Une rentrée 2025 sous le signe des tensions urbaines
L’automne 2025 commence dans un climat déjà très lourd. L’été précédent a été marqué par plusieurs épisodes d’émeutes urbaines, des violences nocturnes dans plusieurs agglomérations et une augmentation sensible des faits de délinquance violente selon les chiffres provisoires du ministère de l’Intérieur et de l’Observatoire national de la délinquance et des réponses pénales (ONDRP).

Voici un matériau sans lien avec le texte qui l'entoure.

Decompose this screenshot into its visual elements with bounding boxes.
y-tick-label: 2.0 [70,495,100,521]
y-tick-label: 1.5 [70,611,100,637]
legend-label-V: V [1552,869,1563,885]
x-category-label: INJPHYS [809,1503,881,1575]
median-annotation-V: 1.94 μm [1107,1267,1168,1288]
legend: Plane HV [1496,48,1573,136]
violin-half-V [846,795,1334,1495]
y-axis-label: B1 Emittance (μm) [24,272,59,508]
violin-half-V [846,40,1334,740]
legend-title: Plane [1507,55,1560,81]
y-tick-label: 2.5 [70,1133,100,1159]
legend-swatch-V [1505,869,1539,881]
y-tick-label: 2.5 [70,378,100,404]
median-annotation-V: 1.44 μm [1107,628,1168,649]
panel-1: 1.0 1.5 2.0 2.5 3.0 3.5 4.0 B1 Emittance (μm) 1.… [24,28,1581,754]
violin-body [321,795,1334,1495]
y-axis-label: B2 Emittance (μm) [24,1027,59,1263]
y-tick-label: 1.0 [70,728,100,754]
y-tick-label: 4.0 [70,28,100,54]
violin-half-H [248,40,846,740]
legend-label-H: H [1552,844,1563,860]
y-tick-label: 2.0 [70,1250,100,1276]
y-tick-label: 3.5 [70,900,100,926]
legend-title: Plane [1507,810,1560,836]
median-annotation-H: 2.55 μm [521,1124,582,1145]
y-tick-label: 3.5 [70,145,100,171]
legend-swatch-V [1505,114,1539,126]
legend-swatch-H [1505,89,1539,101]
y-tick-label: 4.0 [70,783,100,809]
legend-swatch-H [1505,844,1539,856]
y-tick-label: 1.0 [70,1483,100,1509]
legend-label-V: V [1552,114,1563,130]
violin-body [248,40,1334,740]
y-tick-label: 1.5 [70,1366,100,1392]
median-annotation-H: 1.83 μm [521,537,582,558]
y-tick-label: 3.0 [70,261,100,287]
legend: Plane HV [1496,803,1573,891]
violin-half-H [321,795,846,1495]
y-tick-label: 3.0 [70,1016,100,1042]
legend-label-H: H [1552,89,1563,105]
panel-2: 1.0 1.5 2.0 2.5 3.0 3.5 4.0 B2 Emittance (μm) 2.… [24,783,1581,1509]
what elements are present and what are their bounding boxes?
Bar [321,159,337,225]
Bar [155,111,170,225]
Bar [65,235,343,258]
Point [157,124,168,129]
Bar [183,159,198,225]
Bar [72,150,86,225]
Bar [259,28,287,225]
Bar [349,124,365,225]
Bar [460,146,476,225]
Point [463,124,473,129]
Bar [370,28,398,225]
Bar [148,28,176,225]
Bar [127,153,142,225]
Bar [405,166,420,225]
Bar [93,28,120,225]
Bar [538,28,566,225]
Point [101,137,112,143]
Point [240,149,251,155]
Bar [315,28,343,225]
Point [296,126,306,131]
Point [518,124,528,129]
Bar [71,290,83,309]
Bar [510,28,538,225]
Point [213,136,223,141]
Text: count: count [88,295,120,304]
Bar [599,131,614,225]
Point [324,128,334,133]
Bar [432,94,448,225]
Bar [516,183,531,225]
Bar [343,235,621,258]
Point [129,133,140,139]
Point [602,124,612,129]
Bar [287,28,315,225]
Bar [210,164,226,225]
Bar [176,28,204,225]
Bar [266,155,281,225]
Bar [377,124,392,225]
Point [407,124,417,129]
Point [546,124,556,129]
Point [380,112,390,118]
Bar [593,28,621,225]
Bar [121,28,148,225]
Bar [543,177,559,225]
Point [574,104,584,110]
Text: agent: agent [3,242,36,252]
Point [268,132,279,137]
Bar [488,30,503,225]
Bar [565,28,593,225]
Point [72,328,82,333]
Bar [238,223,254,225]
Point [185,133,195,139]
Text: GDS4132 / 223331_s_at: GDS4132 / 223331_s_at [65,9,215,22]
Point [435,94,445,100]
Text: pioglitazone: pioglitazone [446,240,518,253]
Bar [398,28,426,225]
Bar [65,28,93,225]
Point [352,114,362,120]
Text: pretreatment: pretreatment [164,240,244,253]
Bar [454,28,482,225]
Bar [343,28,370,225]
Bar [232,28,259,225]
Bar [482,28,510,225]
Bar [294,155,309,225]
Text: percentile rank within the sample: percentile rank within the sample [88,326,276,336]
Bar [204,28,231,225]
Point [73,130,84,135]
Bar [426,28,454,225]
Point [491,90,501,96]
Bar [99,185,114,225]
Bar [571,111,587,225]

Les statistiques font état d’une hausse de 12 à 18 % des violences physiques hors cadre familial dans les zones classées QPV par rapport à 2024.
Une surreprésentation statistique de mineurs et de jeunes majeurs issus de l’immigration récente ou de deuxième génération est régulièrement pointée du doigt par les commentateurs de droite et d’extrême droite, même si les autorités préfèrent parler de « facteurs socio-économiques » et de « difficultés d’intégration ». Le gouvernement, fragilisé par une majorité relative à l’Assemblée depuis les législatives de 2024 et par plusieurs remaniements, peine toujours à faire adopter des mesures d’expulsion accélérée des délinquants étrangers ou des durcissements pénaux significatifs.